Effects of impurities and vortices on the low-energy spin excitations in high-Tc materials

TL;DR

This paper reviews how impurities and vortices influence low-energy spin excitations in high-Tc cuprates, highlighting the role of disorder in inducing magnetic phases and affecting spin dynamics, consistent with experimental observations.

Contribution

It presents a theoretical framework explaining how disorder in a d-wave superconductor leads to magnetic phases and modifies spin excitations, aligning with experimental data.

Findings

Disorder induces local antiferromagnetic droplets in cuprates.

Disorder and magnetic fields slow down spin fluctuations.

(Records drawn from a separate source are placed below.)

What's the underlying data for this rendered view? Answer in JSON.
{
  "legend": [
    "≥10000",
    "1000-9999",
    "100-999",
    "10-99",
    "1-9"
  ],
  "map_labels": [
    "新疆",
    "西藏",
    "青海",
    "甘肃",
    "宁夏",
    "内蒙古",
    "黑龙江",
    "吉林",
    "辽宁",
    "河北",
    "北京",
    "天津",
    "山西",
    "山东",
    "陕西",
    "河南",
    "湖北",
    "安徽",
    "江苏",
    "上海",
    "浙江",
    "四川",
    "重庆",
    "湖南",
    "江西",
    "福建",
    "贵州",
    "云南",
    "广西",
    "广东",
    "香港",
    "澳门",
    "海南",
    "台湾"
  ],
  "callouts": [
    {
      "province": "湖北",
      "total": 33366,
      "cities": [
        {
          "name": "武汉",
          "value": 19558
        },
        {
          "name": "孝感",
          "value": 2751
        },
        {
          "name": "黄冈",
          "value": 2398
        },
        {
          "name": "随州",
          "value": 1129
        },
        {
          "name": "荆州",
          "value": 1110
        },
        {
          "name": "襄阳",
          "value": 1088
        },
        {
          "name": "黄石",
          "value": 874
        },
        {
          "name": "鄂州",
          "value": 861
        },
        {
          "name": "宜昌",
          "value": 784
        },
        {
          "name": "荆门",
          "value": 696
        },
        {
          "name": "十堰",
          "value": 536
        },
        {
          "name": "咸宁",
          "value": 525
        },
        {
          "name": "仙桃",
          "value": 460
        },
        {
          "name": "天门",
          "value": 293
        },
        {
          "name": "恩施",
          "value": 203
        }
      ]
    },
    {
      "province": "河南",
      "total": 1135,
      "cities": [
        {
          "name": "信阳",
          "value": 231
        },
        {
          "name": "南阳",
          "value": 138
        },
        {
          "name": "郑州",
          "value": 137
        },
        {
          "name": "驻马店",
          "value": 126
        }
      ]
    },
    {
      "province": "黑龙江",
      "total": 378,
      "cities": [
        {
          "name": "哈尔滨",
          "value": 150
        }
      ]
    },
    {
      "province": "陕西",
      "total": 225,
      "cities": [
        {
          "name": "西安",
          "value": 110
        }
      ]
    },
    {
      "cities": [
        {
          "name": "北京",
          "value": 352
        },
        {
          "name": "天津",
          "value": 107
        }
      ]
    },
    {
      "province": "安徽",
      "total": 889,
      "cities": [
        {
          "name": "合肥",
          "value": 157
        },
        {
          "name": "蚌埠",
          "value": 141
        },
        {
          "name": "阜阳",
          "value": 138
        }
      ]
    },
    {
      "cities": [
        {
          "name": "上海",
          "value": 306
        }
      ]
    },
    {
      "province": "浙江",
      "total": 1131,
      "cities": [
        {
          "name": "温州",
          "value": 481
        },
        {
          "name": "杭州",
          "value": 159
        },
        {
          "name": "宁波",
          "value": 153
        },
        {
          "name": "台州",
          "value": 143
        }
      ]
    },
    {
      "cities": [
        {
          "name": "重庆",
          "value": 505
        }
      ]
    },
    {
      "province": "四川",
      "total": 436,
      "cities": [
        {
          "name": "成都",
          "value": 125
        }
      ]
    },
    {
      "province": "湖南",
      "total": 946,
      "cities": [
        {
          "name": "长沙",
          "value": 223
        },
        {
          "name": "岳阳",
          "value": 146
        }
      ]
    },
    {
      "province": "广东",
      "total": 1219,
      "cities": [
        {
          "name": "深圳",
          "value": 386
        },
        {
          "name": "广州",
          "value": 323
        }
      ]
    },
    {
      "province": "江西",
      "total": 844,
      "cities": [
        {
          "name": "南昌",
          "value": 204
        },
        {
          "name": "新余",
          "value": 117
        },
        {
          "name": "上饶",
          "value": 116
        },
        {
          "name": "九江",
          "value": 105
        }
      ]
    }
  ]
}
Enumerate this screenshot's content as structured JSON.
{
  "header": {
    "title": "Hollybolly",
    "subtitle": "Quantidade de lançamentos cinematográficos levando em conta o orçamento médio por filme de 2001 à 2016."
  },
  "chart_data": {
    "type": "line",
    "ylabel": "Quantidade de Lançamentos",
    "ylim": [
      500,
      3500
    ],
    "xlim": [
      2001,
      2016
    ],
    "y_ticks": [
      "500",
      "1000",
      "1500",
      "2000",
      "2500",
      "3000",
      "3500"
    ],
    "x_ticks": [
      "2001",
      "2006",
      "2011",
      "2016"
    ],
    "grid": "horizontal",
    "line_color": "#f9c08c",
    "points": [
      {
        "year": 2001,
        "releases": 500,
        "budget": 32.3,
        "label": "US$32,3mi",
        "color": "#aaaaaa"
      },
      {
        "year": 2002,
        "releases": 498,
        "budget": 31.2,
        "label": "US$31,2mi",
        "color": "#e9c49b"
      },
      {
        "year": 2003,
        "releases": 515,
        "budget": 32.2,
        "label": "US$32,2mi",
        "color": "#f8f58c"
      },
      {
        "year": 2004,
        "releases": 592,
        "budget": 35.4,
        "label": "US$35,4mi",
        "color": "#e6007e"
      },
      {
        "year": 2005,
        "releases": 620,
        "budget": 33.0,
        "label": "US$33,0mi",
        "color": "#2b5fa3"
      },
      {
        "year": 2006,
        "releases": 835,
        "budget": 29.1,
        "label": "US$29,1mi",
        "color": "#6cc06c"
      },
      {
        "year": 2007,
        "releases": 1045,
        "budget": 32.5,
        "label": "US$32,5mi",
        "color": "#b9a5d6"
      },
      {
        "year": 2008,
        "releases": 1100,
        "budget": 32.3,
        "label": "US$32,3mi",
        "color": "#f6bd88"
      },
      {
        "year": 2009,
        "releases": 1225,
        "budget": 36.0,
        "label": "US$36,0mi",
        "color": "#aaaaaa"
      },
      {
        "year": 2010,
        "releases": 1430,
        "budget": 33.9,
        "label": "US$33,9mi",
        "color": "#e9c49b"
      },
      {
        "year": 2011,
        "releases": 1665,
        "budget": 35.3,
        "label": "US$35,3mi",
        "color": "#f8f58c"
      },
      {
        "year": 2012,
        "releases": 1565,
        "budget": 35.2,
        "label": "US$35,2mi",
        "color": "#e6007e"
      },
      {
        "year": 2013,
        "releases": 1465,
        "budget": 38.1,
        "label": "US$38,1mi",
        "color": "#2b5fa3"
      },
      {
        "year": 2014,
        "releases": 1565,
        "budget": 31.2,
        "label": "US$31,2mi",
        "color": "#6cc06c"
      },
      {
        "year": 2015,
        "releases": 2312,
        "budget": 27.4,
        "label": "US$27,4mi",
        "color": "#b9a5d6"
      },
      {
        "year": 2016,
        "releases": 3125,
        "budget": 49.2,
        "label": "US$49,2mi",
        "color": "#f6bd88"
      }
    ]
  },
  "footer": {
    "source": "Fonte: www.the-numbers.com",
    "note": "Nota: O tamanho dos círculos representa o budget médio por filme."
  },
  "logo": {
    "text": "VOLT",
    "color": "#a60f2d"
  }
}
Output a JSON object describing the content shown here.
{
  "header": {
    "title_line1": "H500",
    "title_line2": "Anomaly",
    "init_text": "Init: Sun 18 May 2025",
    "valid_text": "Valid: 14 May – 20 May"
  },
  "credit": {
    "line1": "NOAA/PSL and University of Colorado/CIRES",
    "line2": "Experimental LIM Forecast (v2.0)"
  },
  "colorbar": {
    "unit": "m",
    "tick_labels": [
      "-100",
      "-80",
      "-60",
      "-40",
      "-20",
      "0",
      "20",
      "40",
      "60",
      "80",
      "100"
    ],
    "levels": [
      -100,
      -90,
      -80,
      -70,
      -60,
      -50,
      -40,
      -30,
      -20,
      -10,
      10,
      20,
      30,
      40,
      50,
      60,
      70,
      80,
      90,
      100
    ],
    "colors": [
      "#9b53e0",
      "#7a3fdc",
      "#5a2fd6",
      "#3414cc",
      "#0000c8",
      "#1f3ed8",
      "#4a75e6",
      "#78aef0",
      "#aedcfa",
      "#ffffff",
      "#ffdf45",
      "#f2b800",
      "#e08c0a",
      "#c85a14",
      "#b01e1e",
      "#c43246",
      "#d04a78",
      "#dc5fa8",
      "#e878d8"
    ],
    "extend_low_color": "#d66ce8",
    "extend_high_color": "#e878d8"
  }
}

Theoretical results match neutron scattering and muSR experiments.

Abstract

We review a theoretical scenario for the origin of the spin-glass phase of underdoped cuprate materials. In particular it is shown how disorder in a correlated d-wave superconductor generates a magnetic phase by inducing local droplets of antiferromagnetic order which eventually merge and form a quasi-long range ordered state. When correlations are sufficiently strong, disorder is unimportant for the generation of static magnetism but plays an additional role of pinning disordered stripe configurations. We calculate the spin excitations in a disordered spin-density wave phase, and show how disorder and/or applied magnetic fields lead to a slowing down of the dynamical spin fluctuations in agreement with neutron scattering and muon spin rotation (muSR) experiments.